What are perpetual futures?
Perpetual futures, or perps, are contracts that let you go long or short on an asset's price with leverage and no expiry date. You post margin, choose your leverage, and the position stays open for as long as your margin supports it. On Dexari, perps trade on Hyperliquid from a mobile app with full self custody.
How perps work
A perp tracks the price of an underlying asset. Going long means your position gains when the price rises. Going short means it gains when the price falls. You never hold the underlying asset itself, which is why one contract design works the same way for Bitcoin, a stock like Apple, or an index like the S&P 500.
The money you commit to a position is margin. Leverage multiplies your exposure relative to that margin. With $100 of margin at 10x leverage you control a $1,000 position, so each 1% move in the price changes your margin by roughly 10%.

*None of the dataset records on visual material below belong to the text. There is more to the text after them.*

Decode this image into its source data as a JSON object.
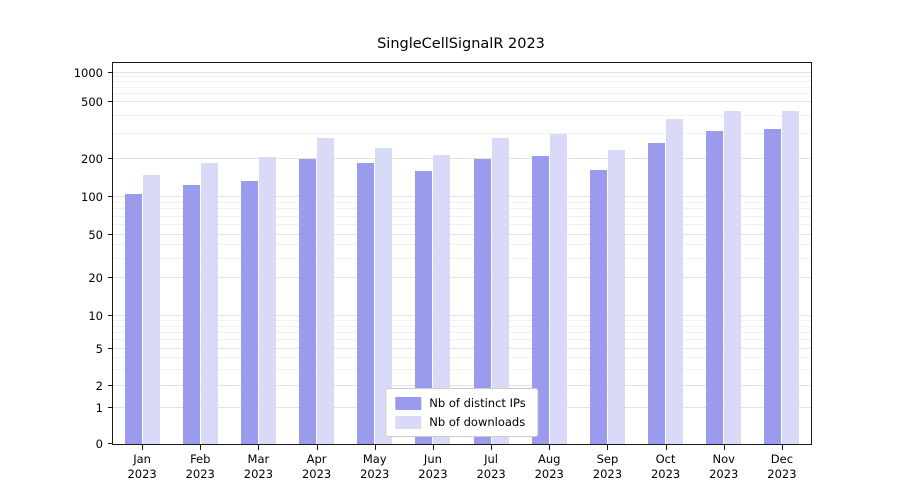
{
  "chart_data": {
    "type": "bar",
    "title": "SingleCellSignalR 2023",
    "xlabel": "",
    "ylabel": "",
    "yscale": "symlog",
    "ylim": [
      0,
      1000
    ],
    "grid": true,
    "legend_position": "bottom-center-inside",
    "yticks": [
      0,
      1,
      2,
      5,
      10,
      20,
      50,
      100,
      200,
      500,
      1000
    ],
    "categories": [
      "Jan\n2023",
      "Feb\n2023",
      "Mar\n2023",
      "Apr\n2023",
      "May\n2023",
      "Jun\n2023",
      "Jul\n2023",
      "Aug\n2023",
      "Sep\n2023",
      "Oct\n2023",
      "Nov\n2023",
      "Dec\n2023"
    ],
    "series": [
      {
        "name": "Nb of distinct IPs",
        "color": "#9b9bee",
        "values": [
          105,
          125,
          135,
          200,
          185,
          160,
          200,
          210,
          165,
          260,
          315,
          325
        ]
      },
      {
        "name": "Nb of downloads",
        "color": "#d9d9f8",
        "values": [
          150,
          185,
          205,
          280,
          240,
          215,
          280,
          300,
          230,
          380,
          430,
          430
        ]
      }
    ]
  }
}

What keeps the price near spot
Because perps never expire, an hourly payment called funding keeps the perp price anchored to the spot price. When the perp trades above spot, longs pay shorts, which pushes the price back down. When it trades below, shorts pay longs. The full mechanics are covered in our funding rates guide.
Leverage and liquidation
Leverage cuts both ways. If the market moves against your position and your margin falls below the maintenance requirement, the position is liquidated. Lower leverage, wider stops, and position sizing you can afford are the standard defenses.